Monday, September 10, 2007
Manage to Retire

Good news, neighbor. If your constant complaining and worthless work habits and garrulous gossiping and alienated attitude have so far failed to drive your managers from their mahogany-lined aeries, hope is here. Those of us who pride ourselves on being a difficult mother to work with have started receiving assistance from Father Time.
It’s true! According to a William C. Byham, Ph.D., the author of “70: The New 50,” calculates that approximately half of all managers and key professionals in many companies will be eligible to retire by 2010, with about seventy percent turning in their key to the executive washroom by 2015.
While this is welcome news for the troops in the trenches, the mass retirement of the managerial class may represent something of a headache for the companies they – theoretically – manage. This is why Dr. Byham has subtitled his latest tome, “Retirement Management: Retaining the Energy and Expertise of Experienced Employees.”
Having discovered and service-marked the concept of “Retirement Management,” author Byham may be more interested in preserving the managerial class than thee and me. “If these and other members of the boomer generation choose to leave the workforce en masse over the next few years,” he or his press agent fume, “organizations will be facing a severe loss of key leadership knowledge, skills and contacts.”
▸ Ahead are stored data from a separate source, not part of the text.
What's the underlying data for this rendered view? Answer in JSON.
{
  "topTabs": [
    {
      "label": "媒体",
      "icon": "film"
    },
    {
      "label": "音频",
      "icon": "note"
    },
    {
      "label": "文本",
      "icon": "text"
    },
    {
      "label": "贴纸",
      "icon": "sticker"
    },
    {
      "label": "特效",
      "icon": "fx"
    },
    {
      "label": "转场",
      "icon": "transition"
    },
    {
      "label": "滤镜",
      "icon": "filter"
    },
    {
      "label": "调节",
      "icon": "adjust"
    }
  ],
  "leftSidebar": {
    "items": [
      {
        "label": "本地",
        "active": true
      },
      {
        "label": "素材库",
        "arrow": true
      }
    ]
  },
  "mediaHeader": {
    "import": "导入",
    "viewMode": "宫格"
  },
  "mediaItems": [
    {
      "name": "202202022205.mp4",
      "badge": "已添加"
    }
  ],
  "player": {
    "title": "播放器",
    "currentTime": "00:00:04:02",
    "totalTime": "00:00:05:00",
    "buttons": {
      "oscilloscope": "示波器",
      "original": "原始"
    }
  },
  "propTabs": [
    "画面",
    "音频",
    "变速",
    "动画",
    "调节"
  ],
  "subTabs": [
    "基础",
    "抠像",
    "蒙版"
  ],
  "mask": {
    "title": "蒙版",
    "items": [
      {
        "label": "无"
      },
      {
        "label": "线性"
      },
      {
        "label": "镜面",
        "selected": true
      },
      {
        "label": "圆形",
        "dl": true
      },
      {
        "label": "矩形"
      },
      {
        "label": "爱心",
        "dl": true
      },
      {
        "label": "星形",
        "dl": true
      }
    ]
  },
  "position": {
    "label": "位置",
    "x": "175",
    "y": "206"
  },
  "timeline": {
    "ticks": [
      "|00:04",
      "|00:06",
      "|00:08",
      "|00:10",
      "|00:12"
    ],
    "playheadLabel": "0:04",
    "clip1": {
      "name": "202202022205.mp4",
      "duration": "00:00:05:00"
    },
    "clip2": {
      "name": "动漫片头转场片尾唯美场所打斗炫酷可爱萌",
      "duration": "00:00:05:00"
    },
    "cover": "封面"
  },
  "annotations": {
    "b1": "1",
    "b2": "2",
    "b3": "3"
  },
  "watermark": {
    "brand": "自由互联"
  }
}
If you think losing key leaders is a problem, consider the disaster potential in keeping the same bozos in place for another decade or so. Yet this is exactly what Retirement Management is all about – cementing the addled and infirm into their Aeron Chairs until a HR swat team can come around to bag and tag ‘em.
The reason Byham wants to keep the current leadership in place is not because they are so good, but because their successors are so bad. “Companies will not be able to rely on the next generation to pick up the slack,” he writes. “The Generation-X cohort following the baby boomers is one-quarter smaller and not nearly as experienced.”
Perhaps, but the Generation-X crowd certainly could not do any worse than our current crop of clowns, and maybe their lack of experience will result in some wild new ideas, like actually manufacturing products in this country, instead of outsourcing everything to some offshore hell-hole, or treating workers with respect and dignity.
Of course, many managers do not want to go gentle into that good night of retirement. They simply do not have the courage, or the cash.
“Forty-three percent of baby boomers don’t have sufficient savings or pension income to retire at anything approaching the lifestyle they would like,” writes the good doctor. He forgets that if the impoverished managers we so much want to keep had been better at their jobs, they might have had the cash they need to turn meeting time into Miller time.
Imagine! The baby boomer management class squeezed our paychecks and scuttled our pension plans while keeping themselves knee deep in bonuses and perks. If these management superstars are so dumb they can’t even salt away sufficient cash emollients to allow them to retire, who wants them running our businesses?
On the positive side, at least for the older manager, Dr. Byham suggests that the seventy-year old – representing the “new 50” – will benefit from better health and less physically demanding work. Very true. It’s much less stressful to send a pink slip than receive one, and with today’s astonishing developments in health care, it is possible to stay fit and well, well into your seventies. Assuming, of course, you have health care.
Still, older managers will experience the “usual problems associated with aging,” Byham writes. These include “reduced strength and endurance, slower reflexes, and a decline of sensory functions.” While this may explain the many bad decisions that roll down from Mahogany Row, it doesn’t explain why we want to keep these old fogies in place, at least, not until medical science goes behind the hip replacement to perfect that much-needed brain replacement.
And remember – just because you’re old and in the way doesn’t mean you get a free ride. An integral part of Retirement Management suggests, “older underachievers will have to be remotivated or culled from the organization.”
Personally, I hope they just let me retire to my refrigerator box under the freeway. I don’t know how you can be “remotivated” when you never were motivated in the first place, but I can tell you this – it sure beats being “culled.”